A couple who cancelled their wedding FOUR times because of coronavirus restrictions finally tied the knot – despite a last minute snow storm threatening the ceremony.
Paramedics Rob Stewart, 30, and Beth Griffin, 25, managed to say their vows at the fifth time of asking in a “fairytale” wedding on Sunday (27/12).
The pair had previously seen their big day scuppered during the Covid-19 pandemic on four different occasions after they planned to get married in spring.
Their original wedding date of March 25 was cancelled as a result of Britain’s first lockdown.
They rescheduled for the same date next year but scrapped that because they thought restrictions wouldn’t allow them to have the large party they wanted.
Their third attempted wedding date was pencilled in for November 28 and they planned a small ceremony with a handful of guests.
When the second lockdown was announced they hastily brought forward their wedding to November 4 – just hours before the second lockdown.
But the couple’s dreams were dashed again when officials said they had not given the council the 28 days legal notice of the marriage.
Now Rob and Beth have been delighted to finally say “I do” at a ceremony held at Worcester’s Guidhall in front of 15 friends and family.
The couple were also able to hold a small reception at Wayland’s Yard cafe bar, as the city remains in Tier 2.
Rob and Beth will have one day off before working together on the front line again for West Midlands Ambulance Service.
Rob said: “To be honest when it started snowing heavily I was worried we might have to cancel again if people couldn’t get to the Guildhall but it made it even more special.
“I’m so glad to be in tier two, as much of the country is not – so we were quite lucky with that.
“Getting married was always our priority. And everybody has been really supportive.
“It was a really nice little reception. A lot of friends and family have been stuck in a room working from home on their own, so it was really nice to actually meet up.”
Guests included Beth’s 91-year-old grandfather David and the couple were also given the free use of two Rolls Royces by Worcestershire Wedding Cars.

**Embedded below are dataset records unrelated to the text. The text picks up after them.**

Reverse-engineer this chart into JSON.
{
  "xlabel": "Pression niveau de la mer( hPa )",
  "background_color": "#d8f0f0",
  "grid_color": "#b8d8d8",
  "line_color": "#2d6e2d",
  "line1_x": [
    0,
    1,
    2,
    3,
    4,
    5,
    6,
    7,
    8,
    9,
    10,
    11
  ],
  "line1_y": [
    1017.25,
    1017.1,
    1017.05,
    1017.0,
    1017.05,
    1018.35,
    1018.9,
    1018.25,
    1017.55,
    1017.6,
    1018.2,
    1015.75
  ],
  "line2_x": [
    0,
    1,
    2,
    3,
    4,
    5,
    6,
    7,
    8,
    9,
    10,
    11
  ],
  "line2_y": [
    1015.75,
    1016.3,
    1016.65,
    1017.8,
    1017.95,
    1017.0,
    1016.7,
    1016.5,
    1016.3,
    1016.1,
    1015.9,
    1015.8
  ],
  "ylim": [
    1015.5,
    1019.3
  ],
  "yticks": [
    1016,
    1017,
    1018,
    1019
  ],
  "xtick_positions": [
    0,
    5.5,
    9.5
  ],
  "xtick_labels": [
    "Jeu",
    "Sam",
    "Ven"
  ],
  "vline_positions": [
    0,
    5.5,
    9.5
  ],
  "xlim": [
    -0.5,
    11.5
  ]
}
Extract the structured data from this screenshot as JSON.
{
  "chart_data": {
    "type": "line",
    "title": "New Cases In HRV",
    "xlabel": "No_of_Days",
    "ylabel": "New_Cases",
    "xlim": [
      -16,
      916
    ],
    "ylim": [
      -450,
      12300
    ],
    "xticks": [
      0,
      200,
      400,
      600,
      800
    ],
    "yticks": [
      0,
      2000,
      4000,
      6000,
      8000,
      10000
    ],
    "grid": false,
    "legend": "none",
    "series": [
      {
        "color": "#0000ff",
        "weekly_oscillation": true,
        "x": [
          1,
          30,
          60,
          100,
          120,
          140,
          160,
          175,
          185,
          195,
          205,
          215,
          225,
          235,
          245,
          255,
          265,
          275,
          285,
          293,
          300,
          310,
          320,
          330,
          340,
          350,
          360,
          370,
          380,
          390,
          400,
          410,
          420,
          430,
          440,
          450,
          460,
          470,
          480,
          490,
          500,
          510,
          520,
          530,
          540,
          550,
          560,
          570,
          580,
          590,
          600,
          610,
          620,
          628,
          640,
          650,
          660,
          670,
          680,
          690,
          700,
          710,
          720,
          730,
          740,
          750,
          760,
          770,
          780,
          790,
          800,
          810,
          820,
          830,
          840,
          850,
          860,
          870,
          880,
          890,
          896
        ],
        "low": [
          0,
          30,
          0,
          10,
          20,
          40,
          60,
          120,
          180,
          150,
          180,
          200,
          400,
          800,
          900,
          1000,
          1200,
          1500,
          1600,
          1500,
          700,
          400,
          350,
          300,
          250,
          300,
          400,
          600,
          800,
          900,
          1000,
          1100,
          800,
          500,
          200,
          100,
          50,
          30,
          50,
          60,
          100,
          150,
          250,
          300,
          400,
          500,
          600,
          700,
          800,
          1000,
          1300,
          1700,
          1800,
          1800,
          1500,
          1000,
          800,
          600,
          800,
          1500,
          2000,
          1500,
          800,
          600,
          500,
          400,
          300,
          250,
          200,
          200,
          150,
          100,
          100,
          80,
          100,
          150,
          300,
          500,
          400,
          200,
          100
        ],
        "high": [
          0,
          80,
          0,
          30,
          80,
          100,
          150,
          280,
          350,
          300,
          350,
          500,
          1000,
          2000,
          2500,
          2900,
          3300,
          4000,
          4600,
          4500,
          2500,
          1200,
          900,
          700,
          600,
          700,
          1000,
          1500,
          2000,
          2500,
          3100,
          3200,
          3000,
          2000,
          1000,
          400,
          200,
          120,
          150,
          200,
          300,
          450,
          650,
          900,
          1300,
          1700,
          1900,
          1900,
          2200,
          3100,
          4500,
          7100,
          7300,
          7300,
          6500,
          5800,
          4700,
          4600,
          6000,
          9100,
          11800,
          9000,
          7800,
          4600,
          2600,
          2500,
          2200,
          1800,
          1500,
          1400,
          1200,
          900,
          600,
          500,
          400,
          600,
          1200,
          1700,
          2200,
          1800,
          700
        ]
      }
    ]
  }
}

Beth said: “It was so lovely to have family there. Just being able to socialise with people again properly was amazing.
“It was definitely a relief that it went ahead this time, we were almost waiting for something to go wrong.
“But we count ourselves lucky to be in Tier 2 as it enabled us to have a reception as well. I can see all that changing soon so for once it looks to have worked in our favour.

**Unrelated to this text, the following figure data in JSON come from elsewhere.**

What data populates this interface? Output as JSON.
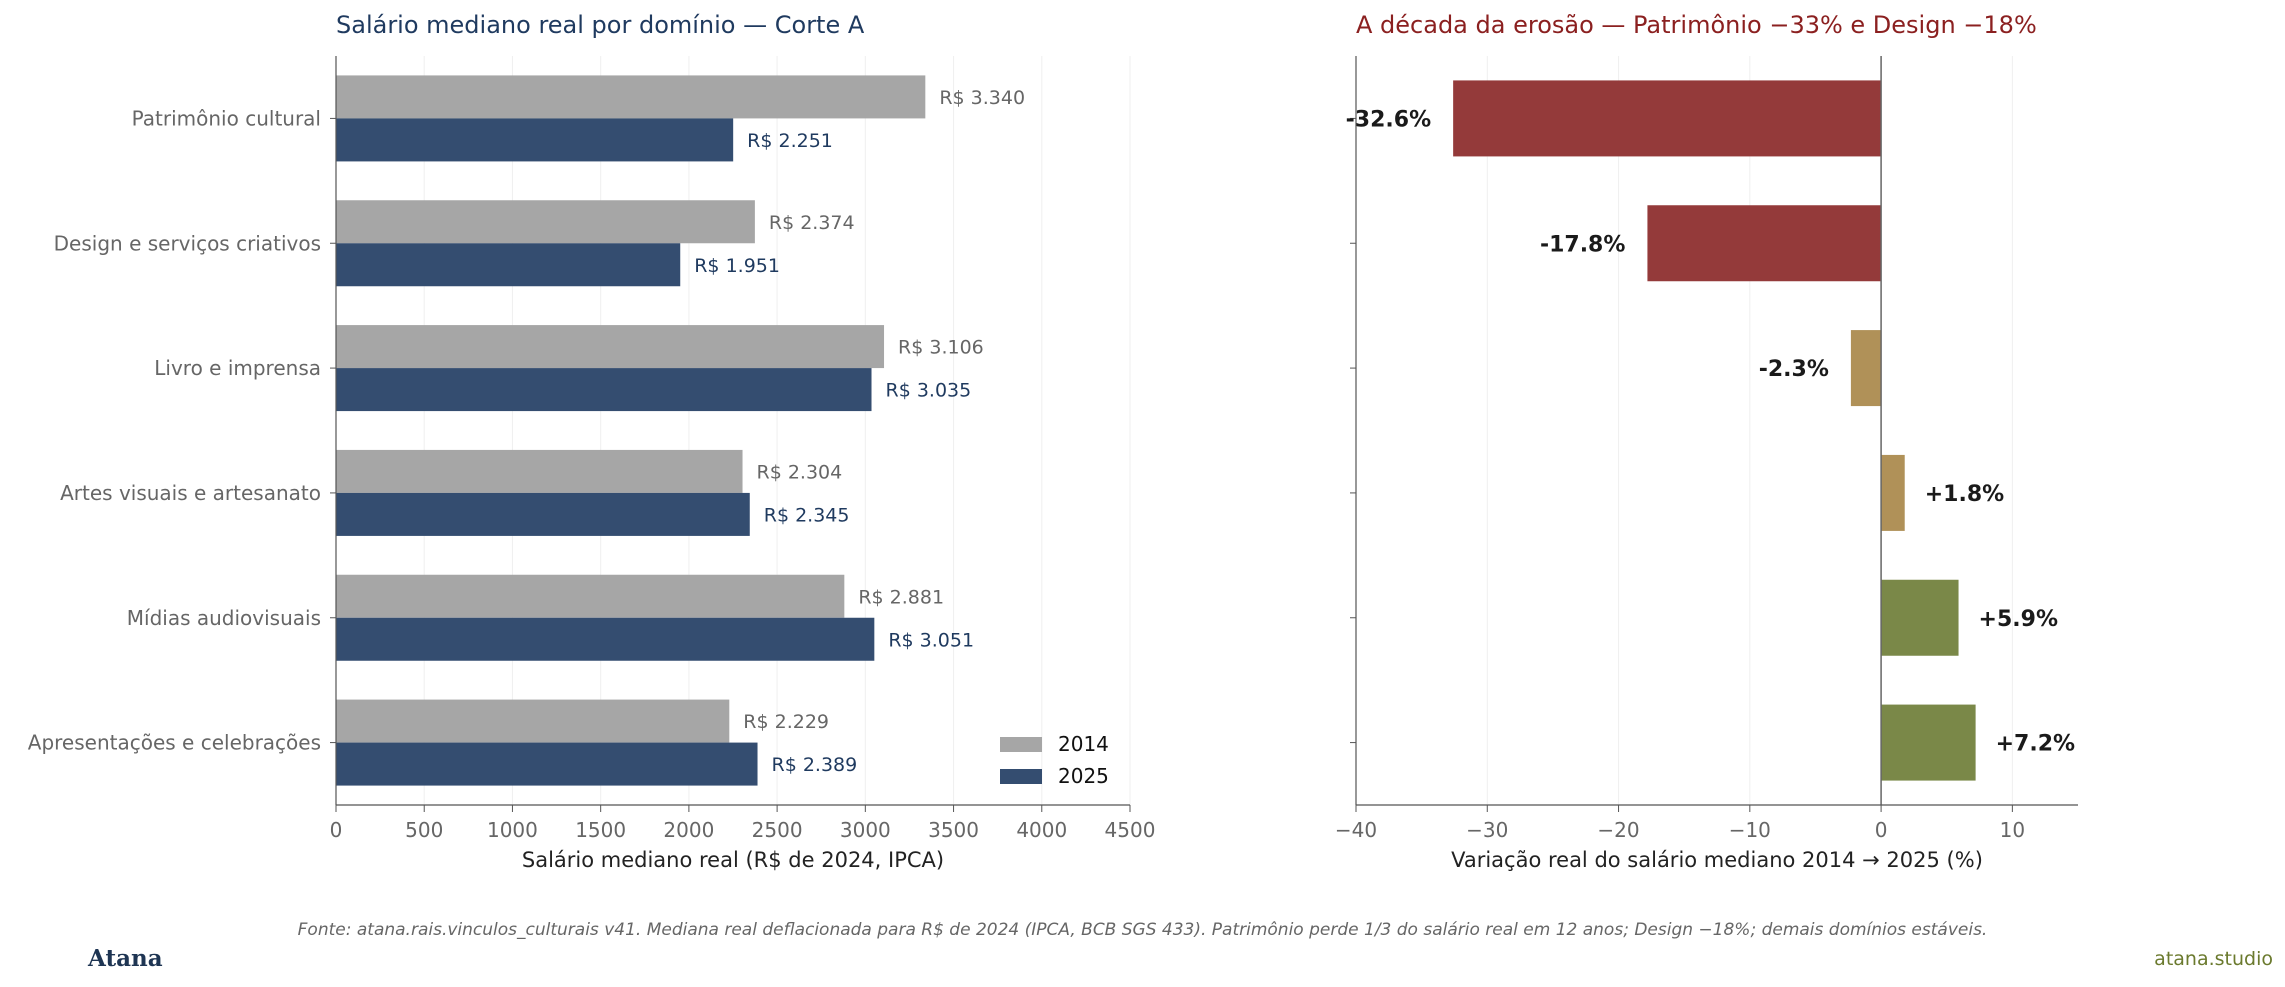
{
  "chart_data": [
    {
      "type": "bar",
      "orientation": "horizontal",
      "title": "Salário mediano real por domínio — Corte A",
      "xlabel": "Salário mediano real (R$ de 2024, IPCA)",
      "ylabel": "",
      "xlim": [
        0,
        4500
      ],
      "xticks": [
        0,
        500,
        1000,
        1500,
        2000,
        2500,
        3000,
        3500,
        4000,
        4500
      ],
      "xtick_labels": [
        "0",
        "500",
        "1000",
        "1500",
        "2000",
        "2500",
        "3000",
        "3500",
        "4000",
        "4500"
      ],
      "categories": [
        "Patrimônio cultural",
        "Design e serviços criativos",
        "Livro e imprensa",
        "Artes visuais e artesanato",
        "Mídias audiovisuais",
        "Apresentações e celebrações"
      ],
      "series": [
        {
          "name": "2014",
          "color": "#a6a6a6",
          "label_color": "#666666",
          "values": [
            3340,
            2374,
            3106,
            2304,
            2881,
            2229
          ],
          "labels": [
            "R$ 3.340",
            "R$ 2.374",
            "R$ 3.106",
            "R$ 2.304",
            "R$ 2.881",
            "R$ 2.229"
          ]
        },
        {
          "name": "2025",
          "color": "#344d70",
          "label_color": "#1f3a5f",
          "values": [
            2251,
            1951,
            3035,
            2345,
            3051,
            2389
          ],
          "labels": [
            "R$ 2.251",
            "R$ 1.951",
            "R$ 3.035",
            "R$ 2.345",
            "R$ 3.051",
            "R$ 2.389"
          ]
        }
      ],
      "legend_position": "lower-right",
      "grid": true,
      "title_color": "#1f3a5f"
    },
    {
      "type": "bar",
      "orientation": "horizontal",
      "title": "A década da erosão — Patrimônio −33% e Design −18%",
      "xlabel": "Variação real do salário mediano 2014 → 2025 (%)",
      "ylabel": "",
      "xlim": [
        -40,
        15
      ],
      "xticks": [
        -40,
        -30,
        -20,
        -10,
        0,
        10
      ],
      "xtick_labels": [
        "−40",
        "−30",
        "−20",
        "−10",
        "0",
        "10"
      ],
      "values": [
        -32.6,
        -17.8,
        -2.3,
        1.8,
        5.9,
        7.2
      ],
      "labels": [
        "-32.6%",
        "-17.8%",
        "-2.3%",
        "+1.8%",
        "+5.9%",
        "+7.2%"
      ],
      "colors": [
        "#943a3a",
        "#943a3a",
        "#b09158",
        "#b09158",
        "#7a8848",
        "#7a8848"
      ],
      "grid": true,
      "title_color": "#8b2020"
    }
  ],
  "footer": {
    "note": "Fonte: atana.rais.vinculos_culturais v41. Mediana real deflacionada para R$ de 2024 (IPCA, BCB SGS 433). Patrimônio perde 1/3 do salário real em 12 anos; Design −18%; demais domínios estáveis.",
    "brand": "Atana",
    "site": "atana.studio"
  }
}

“We managed to have a sit down meal, cut our cake – which was more of a stack of brownies – and have our first dance in the courtyard.
“We just played socially distanced games after that and had a wonderful time. It was a great way of ending a rubbish year.
“The snow made it quite like a fairytale too, so although it wasn’t the dream wedding with over 100 people we envisaged – it certainly came close.
“It’s just what we needed after what has been a difficult year for everybody. We certainly felt like we deserved a bit of luck after all the cancellations.”
Rob and Beth, of of Malvern, Worcs., now hope to go on honeymoon to Antigua once travel restrictions allow.
Beth added: “We’re back to work this week so a honeymoon might be a way off yet.
“We can’t really self isolate for two weeks given our jobs but hopefully we’ll be able to get a break in the not to distant future.
“We were just happy to finally get married after it being cancelled four times. We can’t thank everyone enough who made it eventually happen.”
While juggling their ever-changing wedding plans, the couple have also been working hard during the coronavirus pandemic.
Beth said previously: “I have admittedly struggled a lot this year but have had great support from work, friends and family who have kept me going.”
Rob added: “We both found it very challenging and quite overwhelming.
“There was suddenly a huge risk about going to work and catching the virus ourselves, and bringing it home to loved ones.
“We were faced with a lot of new challenges such as having to wear personal protective equipment to every patient, and in life threatening situations having to don a higher level of PPE.”